After they departed, I napped at a local coffee shop with Lee and Dan, while the others had an afternoon ski somewhere closer to the mountains.

Tomorrow, the plan is to ski in the morning and afternoon at Big Sky, a local  ski resort.  Then, drive to West Yellowstone from where we’ll be taken into the park on Sunday (through Friday) on these large vans on skis.  I’m told it’ll take 3-4 hours to make the journey into the park, at the least, as we’ll do some side tours of the geysers and fields of bison on the way in to our yurt camp. 

At least for the moment, we have internet at this ranch home where we're staying tonight, but that could be the last connection for the week.  It seems certain that there's definitely no real electricity, phone or internet inside the yurt park in Yellowstone.  Just a hot water bucket bath...

Actually, it seems more like a village in Nepal than being in the united states....

Yet there's a good feeling among these guys.  Many of them have been doing this annually for over ten years (since our 25th reunion).  They are good, gentle souls.  professionals, doctors, lawyers, scientists, mostly, with clean hearts and kind minds.  Although some of them were not my closest friends way back when at Amherst, we had an easy, good feeling about each other that retains.

During those early ‘70s college years, I was more on the political and counter-cultural side with Scott, Heading out to California during our summer breaks, being alternative characters, studying philosophy and religion and seeking new revelations in our daily lives.  

While these good folks were more grounded, serious and directed -- but with fun  in their lives and compassion in their souls.
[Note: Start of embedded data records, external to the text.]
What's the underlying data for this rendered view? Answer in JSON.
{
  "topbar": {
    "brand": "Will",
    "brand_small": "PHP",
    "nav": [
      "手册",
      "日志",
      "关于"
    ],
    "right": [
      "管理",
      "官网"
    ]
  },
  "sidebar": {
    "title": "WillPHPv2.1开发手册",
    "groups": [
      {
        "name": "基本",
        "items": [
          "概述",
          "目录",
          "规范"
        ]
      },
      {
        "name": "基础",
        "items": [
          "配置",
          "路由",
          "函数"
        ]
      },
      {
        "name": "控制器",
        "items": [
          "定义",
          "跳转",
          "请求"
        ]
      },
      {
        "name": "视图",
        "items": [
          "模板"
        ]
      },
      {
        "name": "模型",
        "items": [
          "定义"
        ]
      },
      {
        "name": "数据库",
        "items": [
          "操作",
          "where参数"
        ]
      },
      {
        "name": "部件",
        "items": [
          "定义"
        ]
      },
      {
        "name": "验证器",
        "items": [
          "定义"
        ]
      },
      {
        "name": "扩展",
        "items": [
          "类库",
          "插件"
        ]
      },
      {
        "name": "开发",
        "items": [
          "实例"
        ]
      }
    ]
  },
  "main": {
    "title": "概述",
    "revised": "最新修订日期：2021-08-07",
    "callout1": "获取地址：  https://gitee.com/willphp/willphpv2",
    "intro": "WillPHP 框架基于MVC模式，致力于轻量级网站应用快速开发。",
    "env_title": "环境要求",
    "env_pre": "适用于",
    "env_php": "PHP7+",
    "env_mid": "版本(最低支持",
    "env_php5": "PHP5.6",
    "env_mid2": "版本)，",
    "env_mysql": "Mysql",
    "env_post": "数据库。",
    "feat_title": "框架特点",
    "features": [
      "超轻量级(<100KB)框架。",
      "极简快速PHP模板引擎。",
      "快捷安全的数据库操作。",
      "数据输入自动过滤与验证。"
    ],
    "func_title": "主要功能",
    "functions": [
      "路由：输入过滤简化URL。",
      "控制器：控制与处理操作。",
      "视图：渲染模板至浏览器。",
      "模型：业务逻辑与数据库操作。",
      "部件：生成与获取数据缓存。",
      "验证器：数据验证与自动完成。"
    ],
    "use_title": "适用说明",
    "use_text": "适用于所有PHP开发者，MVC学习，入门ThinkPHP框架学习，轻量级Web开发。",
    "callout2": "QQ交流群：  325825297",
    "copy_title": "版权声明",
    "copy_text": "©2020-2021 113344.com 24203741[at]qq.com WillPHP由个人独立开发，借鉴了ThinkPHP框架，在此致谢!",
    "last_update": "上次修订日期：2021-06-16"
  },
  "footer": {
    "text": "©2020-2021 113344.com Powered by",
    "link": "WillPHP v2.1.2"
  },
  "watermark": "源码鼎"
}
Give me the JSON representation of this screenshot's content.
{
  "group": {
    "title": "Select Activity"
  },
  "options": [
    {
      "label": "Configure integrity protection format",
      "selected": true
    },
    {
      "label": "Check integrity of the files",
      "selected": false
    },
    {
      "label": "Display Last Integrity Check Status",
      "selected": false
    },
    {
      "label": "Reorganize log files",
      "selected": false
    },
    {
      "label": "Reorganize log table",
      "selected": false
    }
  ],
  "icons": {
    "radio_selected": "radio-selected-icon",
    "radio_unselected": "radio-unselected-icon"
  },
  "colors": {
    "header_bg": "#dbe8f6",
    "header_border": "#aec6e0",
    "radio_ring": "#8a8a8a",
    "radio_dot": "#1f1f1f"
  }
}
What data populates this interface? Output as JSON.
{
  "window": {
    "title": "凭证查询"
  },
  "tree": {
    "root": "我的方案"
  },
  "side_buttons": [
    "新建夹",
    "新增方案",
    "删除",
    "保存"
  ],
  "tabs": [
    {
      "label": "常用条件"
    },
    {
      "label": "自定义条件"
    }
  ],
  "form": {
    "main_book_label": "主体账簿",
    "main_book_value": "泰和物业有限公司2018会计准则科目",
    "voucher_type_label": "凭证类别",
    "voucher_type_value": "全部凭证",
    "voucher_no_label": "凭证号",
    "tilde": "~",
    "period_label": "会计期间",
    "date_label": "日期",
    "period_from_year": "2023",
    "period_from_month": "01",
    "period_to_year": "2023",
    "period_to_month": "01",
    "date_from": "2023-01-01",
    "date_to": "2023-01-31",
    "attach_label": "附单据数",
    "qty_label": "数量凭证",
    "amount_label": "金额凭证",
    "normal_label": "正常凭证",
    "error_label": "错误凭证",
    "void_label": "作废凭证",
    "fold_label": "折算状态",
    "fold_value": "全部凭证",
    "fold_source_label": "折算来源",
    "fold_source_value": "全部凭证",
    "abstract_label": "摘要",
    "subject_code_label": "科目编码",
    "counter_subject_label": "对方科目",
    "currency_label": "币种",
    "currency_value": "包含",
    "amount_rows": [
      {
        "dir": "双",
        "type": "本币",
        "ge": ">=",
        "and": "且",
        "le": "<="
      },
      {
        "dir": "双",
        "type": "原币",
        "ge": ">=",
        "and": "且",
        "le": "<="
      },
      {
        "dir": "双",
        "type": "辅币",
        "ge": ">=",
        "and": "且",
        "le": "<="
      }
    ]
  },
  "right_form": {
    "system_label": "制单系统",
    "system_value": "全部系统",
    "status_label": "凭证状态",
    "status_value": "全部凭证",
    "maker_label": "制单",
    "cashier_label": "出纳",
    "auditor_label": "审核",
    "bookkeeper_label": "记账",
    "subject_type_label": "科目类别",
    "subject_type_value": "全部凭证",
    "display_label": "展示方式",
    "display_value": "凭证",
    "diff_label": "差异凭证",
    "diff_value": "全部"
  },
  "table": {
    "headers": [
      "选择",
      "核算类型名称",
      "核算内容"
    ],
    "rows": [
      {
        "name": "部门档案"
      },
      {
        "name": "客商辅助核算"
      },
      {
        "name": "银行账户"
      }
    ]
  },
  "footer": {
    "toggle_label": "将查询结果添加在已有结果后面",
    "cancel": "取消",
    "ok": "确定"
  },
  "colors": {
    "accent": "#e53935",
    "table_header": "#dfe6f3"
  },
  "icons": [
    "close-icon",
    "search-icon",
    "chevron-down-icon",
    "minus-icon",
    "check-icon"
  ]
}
Still, it's a warmly positive feeling to be among them, not only one on one, but as a community of six once upon a time Amherst students become graying, thoughtful,  experienced men reflecting on the paths taken and not taken.
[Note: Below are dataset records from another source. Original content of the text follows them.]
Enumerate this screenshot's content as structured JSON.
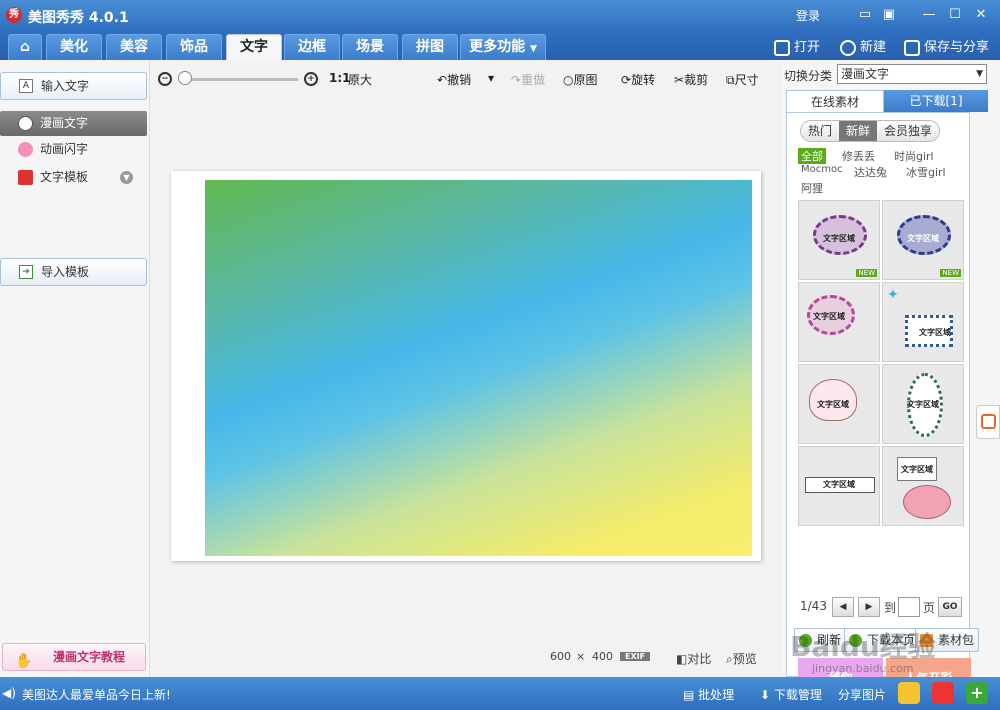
{
  "titlebar": {
    "logo_text": "秀",
    "title": "美图秀秀 4.0.1",
    "login": "登录"
  },
  "tabs": [
    "美化",
    "美容",
    "饰品",
    "文字",
    "边框",
    "场景",
    "拼图",
    "更多功能"
  ],
  "active_tab": "文字",
  "top_actions": {
    "open": "打开",
    "new": "新建",
    "save_share": "保存与分享"
  },
  "left": {
    "input_text": "输入文字",
    "menu": [
      "漫画文字",
      "动画闪字",
      "文字模板"
    ],
    "import_template": "导入模板",
    "tutorial": "漫画文字教程"
  },
  "canvas_toolbar": {
    "ratio": "1:1",
    "original_size": "原大",
    "undo": "撤销",
    "redo": "重做",
    "original_image": "原图",
    "rotate": "旋转",
    "crop": "裁剪",
    "size": "尺寸"
  },
  "canvas": {
    "width": "600",
    "times": "×",
    "height": "400",
    "exif": "EXIF",
    "compare": "对比",
    "preview": "预览"
  },
  "right": {
    "switch_category": "切换分类",
    "category": "漫画文字",
    "tab_online": "在线素材",
    "tab_downloaded": "已下载[1]",
    "filters": [
      "热门",
      "新鲜",
      "会员独享"
    ],
    "selected_filter": "新鲜",
    "authors": [
      "全部",
      "修丢丢",
      "时尚girl",
      "Mocmoc",
      "达达兔",
      "冰雪girl",
      "阿狸"
    ],
    "thumb_label": "文字区域",
    "new_badge": "NEW",
    "pager": {
      "page": "1/43",
      "to": "到",
      "page_unit": "页",
      "go": "GO"
    },
    "refresh": "刷新",
    "download_page": "下载本页",
    "material_pack": "素材包",
    "ads": [
      "猜你",
      "人气开彩"
    ]
  },
  "statusbar": {
    "news": "美图达人最爱单品今日上新!",
    "batch": "批处理",
    "download_manager": "下载管理",
    "share_image": "分享图片"
  },
  "watermark": {
    "text": "Baidu经验",
    "url": "jingyan.baidu.com"
  },
  "colors": {
    "title_blue": "#2f6fbf",
    "accent_green": "#5aaa1a",
    "active_menu": "#777777"
  }
}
Of course, I'm the outsider in certain ways: non-skier, non-resident American, non-professional...  who has made a life outside the United States, living in a foreign land, married into a distant culture and new to these male bonding annual adventures.

Guilty on all counts.

Yet, i have the sense that there is a joy and delight that I am among them, too.  They listen and observe me, as I listen and observe them, hearing the distinctions and revelations that distinguish our various lives.  The words, expressions and experiences that have defined our individual worlds and expectations.

There is humor aplenty with a bevy of scotch bottles open on the table.  Gentle ribbing and kidding about ourselves and each other.  Wry comments on our ages and our places in life.  Moments of true reflection and efforts at understanding.
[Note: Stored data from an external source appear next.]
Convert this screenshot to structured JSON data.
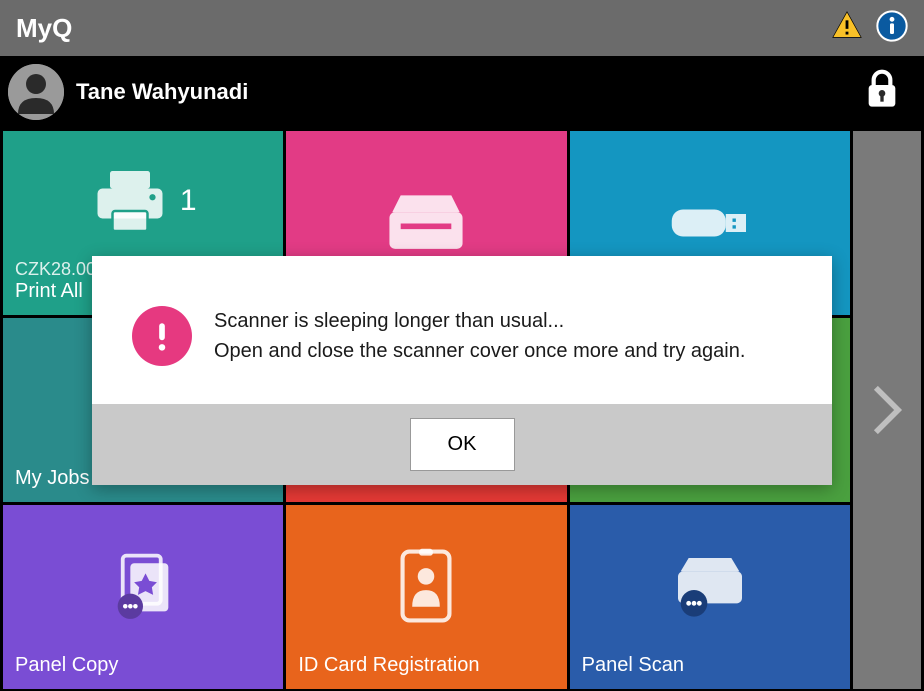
{
  "topbar": {
    "title": "MyQ"
  },
  "user": {
    "name": "Tane Wahyunadi"
  },
  "tiles": {
    "print_all": {
      "label": "Print All",
      "cost": "CZK28.00",
      "count": "1"
    },
    "my_jobs": {
      "label": "My Jobs"
    },
    "panel_copy": {
      "label": "Panel Copy"
    },
    "id_card": {
      "label": "ID Card Registration"
    },
    "panel_scan": {
      "label": "Panel Scan"
    }
  },
  "modal": {
    "line1": "Scanner is sleeping longer than usual...",
    "line2": "Open and close the scanner cover once more and try again.",
    "ok": "OK"
  }
}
If I can stay up on my skis and find a pace the befits me among these quite experienced cross-country skiers, I think this will be full and entertaining week.  The idea of going out in that snow for hours and hours, covering kilometers and kilometers of trail still seems a bit daunting, but all life is worthy of its challenges.

If I don't write more for a week know that I go out into this American wilderness with all of you in my heart and thoughts.